Oppression of anyone--racism, sexism, homophobia, etc.--for any reason is evil.
Violence--from war in Syria to gang shoot-outs in North Philly--grieves the heart of God.
We have only one Earth on which to live, and we insult God when we poison God's creation.
There are some who say that the Church has no business entering into political debate on these issues, but I feel that if our faith does not lead us to social action it is as useless and hypocritical as ashes on the forehead which, when washed off at the end of the mass, vanish down the drain and take any regret and guilt we might feel with them.
I want to know that it matters that I am a Christian. I think of Pastor Vernon Johns (whom I referenced in a previous post) who forfeited his congregation and career because he could not preach passively about eternal salvation and forgiveness while his fellow African Americans were being oppressed under the laws of segregation. I think of Pastor Dietrich Bonhoeffer, who left the safety of the U.S. to return to his native Germany to oppose Nazi tyranny and helped save the lives of countless Jewish citizens. He was ultimately arrested by the Gestapo and executed in the Flossenburg concentration camp.
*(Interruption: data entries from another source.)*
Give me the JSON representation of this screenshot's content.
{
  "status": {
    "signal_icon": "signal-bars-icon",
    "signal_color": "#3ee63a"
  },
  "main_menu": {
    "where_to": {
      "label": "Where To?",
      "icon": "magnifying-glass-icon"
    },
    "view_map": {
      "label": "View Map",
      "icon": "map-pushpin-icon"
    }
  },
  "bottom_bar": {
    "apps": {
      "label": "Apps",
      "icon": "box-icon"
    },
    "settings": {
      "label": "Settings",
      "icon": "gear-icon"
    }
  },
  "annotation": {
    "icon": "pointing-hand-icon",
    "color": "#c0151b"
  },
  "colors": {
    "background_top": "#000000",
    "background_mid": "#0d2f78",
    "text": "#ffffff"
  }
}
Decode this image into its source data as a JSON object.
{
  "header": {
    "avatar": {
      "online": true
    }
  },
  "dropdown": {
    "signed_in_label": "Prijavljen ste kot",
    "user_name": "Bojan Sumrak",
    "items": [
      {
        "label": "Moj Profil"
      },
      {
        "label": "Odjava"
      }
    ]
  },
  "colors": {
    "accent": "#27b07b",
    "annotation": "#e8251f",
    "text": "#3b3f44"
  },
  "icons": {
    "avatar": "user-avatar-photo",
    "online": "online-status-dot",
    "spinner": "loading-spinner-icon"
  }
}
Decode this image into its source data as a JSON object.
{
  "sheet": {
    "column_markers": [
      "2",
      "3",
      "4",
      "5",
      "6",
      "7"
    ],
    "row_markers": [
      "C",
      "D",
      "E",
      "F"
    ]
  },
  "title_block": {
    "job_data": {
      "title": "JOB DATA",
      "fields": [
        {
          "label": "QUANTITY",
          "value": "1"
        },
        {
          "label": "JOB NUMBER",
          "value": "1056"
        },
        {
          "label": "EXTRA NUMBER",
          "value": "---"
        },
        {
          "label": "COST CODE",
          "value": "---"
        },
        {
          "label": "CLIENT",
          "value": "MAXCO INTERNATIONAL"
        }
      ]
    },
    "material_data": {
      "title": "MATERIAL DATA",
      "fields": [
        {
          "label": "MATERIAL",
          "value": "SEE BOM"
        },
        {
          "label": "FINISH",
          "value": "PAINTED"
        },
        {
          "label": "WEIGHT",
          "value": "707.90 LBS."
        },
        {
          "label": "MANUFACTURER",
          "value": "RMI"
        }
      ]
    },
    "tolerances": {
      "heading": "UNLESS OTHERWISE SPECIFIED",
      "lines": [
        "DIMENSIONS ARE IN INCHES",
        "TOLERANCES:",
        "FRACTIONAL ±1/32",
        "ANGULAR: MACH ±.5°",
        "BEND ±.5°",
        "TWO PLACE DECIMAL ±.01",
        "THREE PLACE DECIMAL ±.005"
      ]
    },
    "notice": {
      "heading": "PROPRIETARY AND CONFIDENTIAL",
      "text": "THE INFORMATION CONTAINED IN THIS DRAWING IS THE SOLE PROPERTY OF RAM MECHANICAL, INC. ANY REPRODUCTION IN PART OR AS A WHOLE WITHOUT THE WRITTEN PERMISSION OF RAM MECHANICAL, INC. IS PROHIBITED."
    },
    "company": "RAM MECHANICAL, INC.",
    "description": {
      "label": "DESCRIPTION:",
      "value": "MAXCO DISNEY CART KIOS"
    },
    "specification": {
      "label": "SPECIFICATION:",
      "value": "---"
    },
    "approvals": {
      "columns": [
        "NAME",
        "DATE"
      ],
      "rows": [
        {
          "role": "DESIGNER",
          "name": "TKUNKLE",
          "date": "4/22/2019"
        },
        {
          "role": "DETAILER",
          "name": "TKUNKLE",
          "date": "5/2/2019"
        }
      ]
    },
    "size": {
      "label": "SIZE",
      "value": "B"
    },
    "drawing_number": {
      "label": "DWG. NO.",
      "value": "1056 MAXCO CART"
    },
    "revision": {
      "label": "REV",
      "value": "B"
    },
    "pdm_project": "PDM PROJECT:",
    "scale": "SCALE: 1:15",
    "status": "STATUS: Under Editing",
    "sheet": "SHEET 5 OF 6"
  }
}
Bonhoeffer railed against what he called, "cheap grace"--a quiet acquiescence to Church dogma which accepted salvation by grace while ignoring human need and suffering. He wanted his response to Christ to be one which was truly sacrificial and loving.
I know that we are not all like Johns or Bonhoeffer, but as we journey through these forty days, we can make contact with our grief for our brothers and sisters and attempt to expunge our shame through determined actions. Anyone can be an advocate in our democracy. For those who don't believe in governmental solutions, there are always places to volunteer. And should you lack the energy for volunteerism, you can always donate your financial resources.
It's Lent. Let's be called into prayer--a prayer to discern those things about which we care dearly. Pray to discover our own mission as ambassadors for Christ. Let's be called into fasting and abstinence which will permit us to see how abundantly God has provided, and how much surplus wealth we all have to share with those in want. And let's be called to the the giving of alms. Jesus has taught us,
"For where your treasure is, there your heart will be also." (Matthew 6:21)
Lent asks us to learn how to give our hearts, to learn how to love.